Nonauthoritative AICPA Guidance
Technical Q&As Section 4120,
“Reacquisition of Capital Stock”
.03 Repurchase of Stock in Excess of
Retained Earnings and Additional Paid-in
Capital
Inquiry — A corporation has contracted to
repurchase, over a period, some of its own stock.
The corporation does not have sufficient retained
earnings and additional paid-in capital from which
to charge the excess of amounts paid over par
value. How should this repurchase be reflected in
the company’s financial statements?
Reply — In many states, it would not be
legal for a corporation to repurchase shares of
its own stock at a cost greater than the amount of
retained earnings of the corporation. Competent
legal advice as to the effect of the agreement
should be obtained. This may be an executory
contract, with only amounts currently being paid
for considered as repurchases. If this be the
case, only amounts disbursed are to be recognized
in the accounts, with an offset to treasury stock.
There should of course be disclosure in a note to
the financial statements of the date, number of
shares, and amounts of future payments under the
contract. Such future payments would thus include
the interest factor, which would be an additional
cost of the stock, rather than being interest
expense.
However, if legal counsel advises that this is in
fact a completed contract and enforceable, the
full amount should be shown (excluding interest)
as treasury stock, with an offsetting liability.
Again, there should be footnote disclosure of the
nature of the liability and of the interest rate
and maturity dates.

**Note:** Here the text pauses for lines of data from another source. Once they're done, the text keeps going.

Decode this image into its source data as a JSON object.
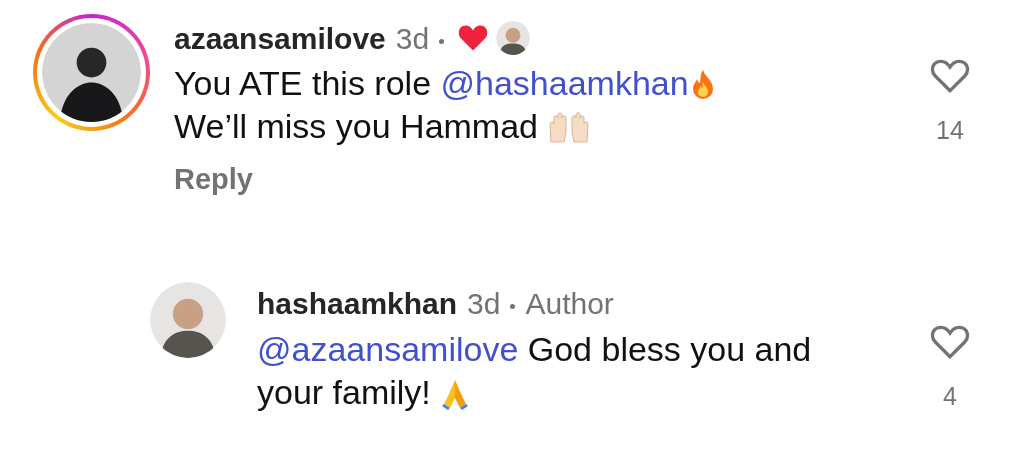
{
  "comments": [
    {
      "username": "azaansamilove",
      "time": "3d",
      "story_ring": true,
      "liked_by_author": true,
      "reply_level": false,
      "lines": [
        [
          {
            "kind": "text",
            "text": "You ATE this role "
          },
          {
            "kind": "mention",
            "text": "@hashaamkhan"
          },
          {
            "kind": "fire"
          }
        ],
        [
          {
            "kind": "text",
            "text": "We’ll miss you Hammad "
          },
          {
            "kind": "raised-hands"
          }
        ]
      ],
      "reply": "Reply",
      "liked": false,
      "likes": "14"
    },
    {
      "username": "hashaamkhan",
      "time": "3d",
      "story_ring": false,
      "liked_by_author": false,
      "author_label": "Author",
      "reply_level": true,
      "lines": [
        [
          {
            "kind": "mention",
            "text": "@azaansamilove"
          },
          {
            "kind": "text",
            "text": " God bless you and"
          }
        ],
        [
          {
            "kind": "text",
            "text": "your family! "
          },
          {
            "kind": "pray"
          }
        ]
      ],
      "liked": false,
      "likes": "4"
    }
  ]
}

Under these circumstances, the
interest would be included as a current
expense.
An entity should apply state law if such law prescribes an accounting
treatment for repurchases of common stock that differs from the guidance
in ASC 505-30. Under ASC 505-30-50-2, an entity must disclose state law
restrictions on the “availability of retained earnings for payment of
dividends” and other effects of a significant nature related to its
repurchase of its outstanding common stock (see Section
10.10.3.3).
Footnotes
11
For example, assume that the holder of the shares is a
private equity firm and that the issuer repurchases the
shares to prevent the holder from obtaining additional board
representation or other influence over the entity. The
entity should compare the repurchase price with the amount
that would be paid to a holder of those shares in a
transaction that is not executed to prevent additional board
representation or other influence over the entity. It would
not be appropriate for the issuer to assume that other
private equity investors would also demand repurchase at the
same price to avoid obtaining additional board
representation or other influence over the entity.
12
See Section 10.4.3.2.2 for
a discussion of the accounting for certain preferred stock
instruments.
13
While ASC 505-30-30-8 does not
specifically mention charging the excess entirely to
APIC, ASC 505-30-30-7 implies that an entity is
permitted to do so. Furthermore, Chapter 1B of ARB
43 previously indicated that such an approach was
acceptable. Although the guidance in ARB 43 that
allowed recognition entirely in APIC was not
codified, the FASB staff has indicated that this is
an acceptable application of U.S. GAAP.